Datum uitspraak: 16 september 2015
AFDELING
BESTUURSRECHTSPRAAK
Uitspraak op het verzoek van:
[verzoekster], wonend te [woonplaats],
om herziening (artikel 8:119 van de Algemene wet bestuursrecht (hierna: de Awb)) van de uitspraak van de Afdeling van 20 januari 2010, in zaak nr. 200903761/1/H2.
Procesverloop
Bij uitspraak van 20 januari 2010, in zaak nr. 200903761/1/H2, heeft de Afdeling het hoger beroep van de minister gegrond verklaard, de uitspraak van de rechtbank Maastricht van 16 april 2009 in zaak nr. 06/2086 vernietigd, voor zover aangevallen, en het bij die rechtbank in die zaak tegen het besluit van de minister van 13 september 2006 ingestelde beroep ook in zoverre ongegrond verklaard. De uitspraak is aangehecht.
Bij brief van 27 januari 2015 heeft [verzoekster] de Afdeling verzocht die uitspraak te herzien.
De minister van Verkeer en Waterstaat (thans: de minister van Infrastructuur en Milieu) heeft nadere stukken ingediend.
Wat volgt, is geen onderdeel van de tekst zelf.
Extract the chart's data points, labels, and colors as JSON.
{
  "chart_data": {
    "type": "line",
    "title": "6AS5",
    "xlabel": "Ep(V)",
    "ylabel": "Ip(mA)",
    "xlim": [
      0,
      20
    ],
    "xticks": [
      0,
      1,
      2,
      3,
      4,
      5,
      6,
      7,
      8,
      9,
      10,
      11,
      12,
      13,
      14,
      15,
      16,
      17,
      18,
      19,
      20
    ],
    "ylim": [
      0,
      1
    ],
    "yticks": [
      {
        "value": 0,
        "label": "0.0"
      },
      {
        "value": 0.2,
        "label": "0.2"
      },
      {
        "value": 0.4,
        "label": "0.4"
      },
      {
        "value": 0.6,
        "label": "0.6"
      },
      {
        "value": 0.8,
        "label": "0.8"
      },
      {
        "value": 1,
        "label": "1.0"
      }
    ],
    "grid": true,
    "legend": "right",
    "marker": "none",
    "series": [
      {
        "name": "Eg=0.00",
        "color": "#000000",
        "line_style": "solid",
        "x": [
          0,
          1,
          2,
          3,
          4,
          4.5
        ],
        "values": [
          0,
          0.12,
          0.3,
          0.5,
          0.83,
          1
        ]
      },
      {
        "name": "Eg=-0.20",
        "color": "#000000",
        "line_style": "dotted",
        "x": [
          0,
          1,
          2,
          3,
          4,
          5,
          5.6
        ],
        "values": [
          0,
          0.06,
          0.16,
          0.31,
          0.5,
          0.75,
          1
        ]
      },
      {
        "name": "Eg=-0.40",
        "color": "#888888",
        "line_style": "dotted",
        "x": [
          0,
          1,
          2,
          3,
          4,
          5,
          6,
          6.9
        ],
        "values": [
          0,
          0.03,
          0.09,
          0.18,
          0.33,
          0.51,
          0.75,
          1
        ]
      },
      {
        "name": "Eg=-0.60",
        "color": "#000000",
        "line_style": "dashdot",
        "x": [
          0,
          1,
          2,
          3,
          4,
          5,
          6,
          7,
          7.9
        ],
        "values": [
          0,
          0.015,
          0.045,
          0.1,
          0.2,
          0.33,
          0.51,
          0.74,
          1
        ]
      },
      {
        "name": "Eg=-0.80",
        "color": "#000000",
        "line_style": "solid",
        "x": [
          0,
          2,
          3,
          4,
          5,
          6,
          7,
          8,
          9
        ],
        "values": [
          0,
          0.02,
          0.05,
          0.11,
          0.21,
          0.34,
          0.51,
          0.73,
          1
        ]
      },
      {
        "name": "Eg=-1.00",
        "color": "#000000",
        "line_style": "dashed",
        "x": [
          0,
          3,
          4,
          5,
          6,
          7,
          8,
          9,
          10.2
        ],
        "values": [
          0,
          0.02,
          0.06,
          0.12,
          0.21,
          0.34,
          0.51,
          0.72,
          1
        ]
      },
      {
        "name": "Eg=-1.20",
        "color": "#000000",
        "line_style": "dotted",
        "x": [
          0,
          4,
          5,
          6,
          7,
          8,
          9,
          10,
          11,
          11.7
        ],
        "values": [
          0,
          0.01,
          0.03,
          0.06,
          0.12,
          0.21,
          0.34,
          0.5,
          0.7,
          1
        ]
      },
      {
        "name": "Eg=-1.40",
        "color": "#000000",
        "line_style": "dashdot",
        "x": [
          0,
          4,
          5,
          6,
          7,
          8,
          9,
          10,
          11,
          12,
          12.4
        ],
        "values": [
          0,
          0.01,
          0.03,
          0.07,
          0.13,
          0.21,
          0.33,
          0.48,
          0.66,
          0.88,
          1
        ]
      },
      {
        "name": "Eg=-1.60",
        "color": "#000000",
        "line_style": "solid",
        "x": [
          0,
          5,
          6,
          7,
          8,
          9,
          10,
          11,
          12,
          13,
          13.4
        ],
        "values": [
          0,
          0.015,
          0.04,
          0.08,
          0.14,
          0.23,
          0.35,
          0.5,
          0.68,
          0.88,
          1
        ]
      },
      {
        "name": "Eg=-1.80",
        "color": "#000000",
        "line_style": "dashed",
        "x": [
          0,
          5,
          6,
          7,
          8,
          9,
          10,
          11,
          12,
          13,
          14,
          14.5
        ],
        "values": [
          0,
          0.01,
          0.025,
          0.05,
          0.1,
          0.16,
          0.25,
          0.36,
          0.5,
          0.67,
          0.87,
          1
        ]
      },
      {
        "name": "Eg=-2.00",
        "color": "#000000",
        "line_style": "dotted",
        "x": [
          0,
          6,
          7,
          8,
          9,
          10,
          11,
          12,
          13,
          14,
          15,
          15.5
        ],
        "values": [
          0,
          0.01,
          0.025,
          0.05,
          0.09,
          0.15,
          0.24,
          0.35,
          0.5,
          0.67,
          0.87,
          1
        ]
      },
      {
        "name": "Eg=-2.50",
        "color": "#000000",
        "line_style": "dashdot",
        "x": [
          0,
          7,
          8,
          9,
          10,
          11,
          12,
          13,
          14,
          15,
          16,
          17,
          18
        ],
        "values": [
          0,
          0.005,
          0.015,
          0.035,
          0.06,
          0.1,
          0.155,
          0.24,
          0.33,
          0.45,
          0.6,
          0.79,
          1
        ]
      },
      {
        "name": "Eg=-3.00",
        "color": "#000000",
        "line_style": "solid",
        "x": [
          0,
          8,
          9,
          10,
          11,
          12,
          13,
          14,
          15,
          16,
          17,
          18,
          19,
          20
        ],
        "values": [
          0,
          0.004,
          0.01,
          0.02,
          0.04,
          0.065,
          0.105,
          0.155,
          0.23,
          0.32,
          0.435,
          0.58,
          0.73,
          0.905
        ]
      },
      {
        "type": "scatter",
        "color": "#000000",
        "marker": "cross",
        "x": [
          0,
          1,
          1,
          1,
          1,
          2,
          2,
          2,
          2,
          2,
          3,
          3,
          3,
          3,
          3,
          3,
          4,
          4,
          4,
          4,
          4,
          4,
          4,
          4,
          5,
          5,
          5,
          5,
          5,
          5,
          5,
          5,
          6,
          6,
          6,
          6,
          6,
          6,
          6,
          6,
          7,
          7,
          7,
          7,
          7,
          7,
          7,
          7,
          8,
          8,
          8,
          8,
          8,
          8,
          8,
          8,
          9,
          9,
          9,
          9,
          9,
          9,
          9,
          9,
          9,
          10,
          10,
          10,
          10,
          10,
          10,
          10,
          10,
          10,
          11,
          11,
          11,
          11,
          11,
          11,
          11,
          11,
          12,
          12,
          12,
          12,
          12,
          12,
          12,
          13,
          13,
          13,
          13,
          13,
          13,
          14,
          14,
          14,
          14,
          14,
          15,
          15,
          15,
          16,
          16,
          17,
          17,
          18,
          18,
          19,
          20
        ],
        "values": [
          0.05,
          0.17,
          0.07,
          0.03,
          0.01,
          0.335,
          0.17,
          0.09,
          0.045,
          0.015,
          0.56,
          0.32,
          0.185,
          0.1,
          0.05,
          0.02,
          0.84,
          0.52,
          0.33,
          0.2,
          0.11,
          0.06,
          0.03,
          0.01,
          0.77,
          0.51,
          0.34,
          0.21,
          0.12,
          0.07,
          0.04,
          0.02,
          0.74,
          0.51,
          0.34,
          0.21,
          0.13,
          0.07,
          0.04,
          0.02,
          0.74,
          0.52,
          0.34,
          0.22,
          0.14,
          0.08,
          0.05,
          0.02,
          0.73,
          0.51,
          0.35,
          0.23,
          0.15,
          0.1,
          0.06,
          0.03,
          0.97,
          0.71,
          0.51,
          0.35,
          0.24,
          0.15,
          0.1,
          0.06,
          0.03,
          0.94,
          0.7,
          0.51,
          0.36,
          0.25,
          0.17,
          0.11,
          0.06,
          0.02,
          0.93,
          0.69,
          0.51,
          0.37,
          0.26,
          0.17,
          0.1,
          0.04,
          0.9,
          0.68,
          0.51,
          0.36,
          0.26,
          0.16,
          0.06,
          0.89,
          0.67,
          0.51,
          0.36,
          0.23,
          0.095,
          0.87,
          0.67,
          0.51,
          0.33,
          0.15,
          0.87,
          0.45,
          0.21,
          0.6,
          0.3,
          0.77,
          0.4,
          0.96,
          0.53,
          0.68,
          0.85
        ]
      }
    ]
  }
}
De Afdeling heeft het verzoek ter zitting behandeld op 19 augustus 2015, waar [verzoekster], bijgestaan door mr. R.T. Kirpestein, werkzaam bij ARAG Rechtsbijstand, en vergezeld door [gemachtigde], en de minister, vertegenwoordigd door mr. J.E. Hodselmans, werkzaam bij het Directoraat-Generaal Rijkswaterstaat, RWS Zuid-Nederland, zijn verschenen.
Overwegingen
1. Ingevolge artikel 8:119, eerste lid, van de Awb kan de Afdeling op verzoek van een partij een onherroepelijk geworden uitspraak herzien op grond van feiten of omstandigheden die:
a. hebben plaatsgevonden vóór de uitspraak,
b. bij de indiener van het verzoekschrift vóór de uitspraak niet bekend waren en redelijkerwijs niet bekend konden zijn, en
c. waren zij bij de Afdeling eerder bekend geweest, tot een andere uitspraak zouden hebben kunnen leiden.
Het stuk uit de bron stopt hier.